E porque é que não se fez?

Teve-se medo de perturbar a privatização [da EDP]. Não se fez uma medida estrutural, importantíssima, que resolveria o equilíbrio do sistema elétrico por, quase, um prato de lentilhas. A esse propósito , aconselho as pessoas a lerem o relatório da auditoria do Tribunal de Contas à privatização das empresas do setor energético. Estão lá as conclusões. O produto da privatização foi para abater à dívida e vê-se qual foi o resultado desse abatimento.
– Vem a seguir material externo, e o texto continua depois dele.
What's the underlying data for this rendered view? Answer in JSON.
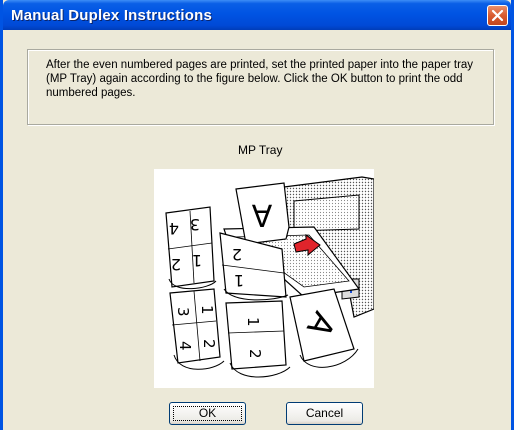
{
  "window": {
    "title": "Manual Duplex Instructions"
  },
  "instructions": "After the even numbered pages are printed, set the printed paper into the paper tray (MP Tray) again according to the figure below. Click the OK button to print the odd numbered pages.",
  "tray_label": "MP Tray",
  "figure": {
    "page_letter": "A",
    "page_numbers": [
      "4",
      "3",
      "2",
      "1",
      "2",
      "1",
      "3",
      "4",
      "1",
      "2",
      "1",
      "2"
    ]
  },
  "buttons": {
    "ok": "OK",
    "cancel": "Cancel"
  },
  "colors": {
    "titlebar": "#0054E3",
    "dialog_bg": "#ECE9D8",
    "close_button": "#D95B2F",
    "arrow": "#E0242B"
  },
  "icons": {
    "close": "close-icon"
  }
}
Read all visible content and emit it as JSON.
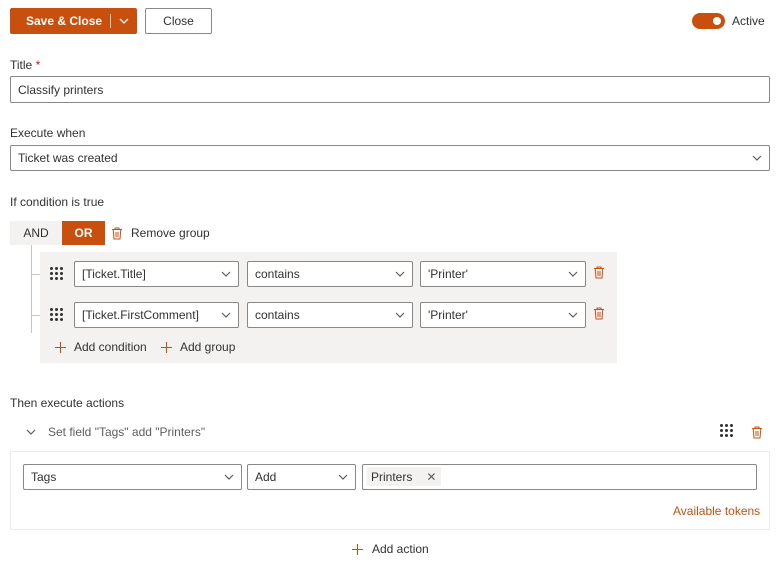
{
  "toolbar": {
    "save_close_label": "Save & Close",
    "close_label": "Close",
    "active_label": "Active",
    "active": true
  },
  "title_field": {
    "label": "Title",
    "required_marker": "*",
    "value": "Classify printers"
  },
  "execute_when": {
    "label": "Execute when",
    "value": "Ticket was created"
  },
  "conditions": {
    "label": "If condition is true",
    "and_label": "AND",
    "or_label": "OR",
    "selected_operator": "OR",
    "remove_group_label": "Remove group",
    "rows": [
      {
        "field": "[Ticket.Title]",
        "operator": "contains",
        "value": "'Printer'"
      },
      {
        "field": "[Ticket.FirstComment]",
        "operator": "contains",
        "value": "'Printer'"
      }
    ],
    "add_condition_label": "Add condition",
    "add_group_label": "Add group"
  },
  "actions": {
    "label": "Then execute actions",
    "items": [
      {
        "summary": "Set field \"Tags\" add \"Printers\"",
        "field": "Tags",
        "operation": "Add",
        "chip": "Printers",
        "chip_remove": "✕"
      }
    ],
    "available_tokens_label": "Available tokens",
    "add_action_label": "Add action"
  },
  "colors": {
    "accent": "#c94f0f",
    "danger": "#a4262c",
    "neutral_bg": "#f3f2f1"
  }
}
Foi um resultado modesto.

O ex-ministro da Economia, Álvaro Santos Pereira - que era o titular da pasta quando foi secretário de Estado - disse ontem ao jornal Público que o lobby da energia teve "uma influência nefasta no país". Concorda com esta afirmação?

Concordo. O lobby da energia defende os seus direitos e os seus interesses, daí não vem mal ao mundo. Mas o lobby da energia tem condicionado os governos. E isso acho mal, é um erro.

O lobby da energia condiciona o poder político?

O erro não é que as empresas defendam os seus interesses, é que o Estado não defenda os seus. Chamo a atenção para qual é o poder económico de que estamos a falar. Estamos a falar de três empresas, um pequeno grupo - EDP, EDP Renováveis, GALP e REN, que é pequenina no meio disto tudo. Estas empresas, em conjunto, representam 42, 43% de todo o PSI20. Este valor concentrado em três empresas... está a ver o poder que pode ter.

Estes lobbys tiveram alguma coisa a ver com a sua saída do governo?

Sim, são públicas algumas histórias, que eu aliás só vim a saber mais tarde.

E não sentiu apoio político nessa sua batalha pela diminuição das rendas da energia?

Não muito. Não levo isso a mal essencialmente por dois motivos. Primeiro, a grande preocupação nessa altura era a dívida. É uma inconfidência, mas lembro-me, numa das reuniões que tive logo no início com a secretária de Estado das Finanças da altura, Maria Luís Albuquerque, para explicar aquilo que pensava... Estávamos reunidos, ela é chamada, interrompe a reunião. Reaparece meia hora depois, estava completamente lívida e o comentário que fez foi : "Desculpe, temos que interromper a reunião. O país não tem dinheiro para nada. Estamos na bancarrota".

Mas é chamada por quem? Pelo ministro? [À data, o titular das Finanças era Vítor Gaspar].

Não sei. Sei que vinha lívida, apavorada. A grande preocupação era essa, era a dívida. E foi a privatização [da EDP]. No caso da energia, a preocupação era fazer dinheiro de qualquer maneira, por pouco que fosse. Não se soube pesar nem o valor de uma reforma da energia - do lado das Finanças não havia sensibilidade para isso. E quem assessorava o primeiro-ministro e as Finanças também terá tido alguma influência.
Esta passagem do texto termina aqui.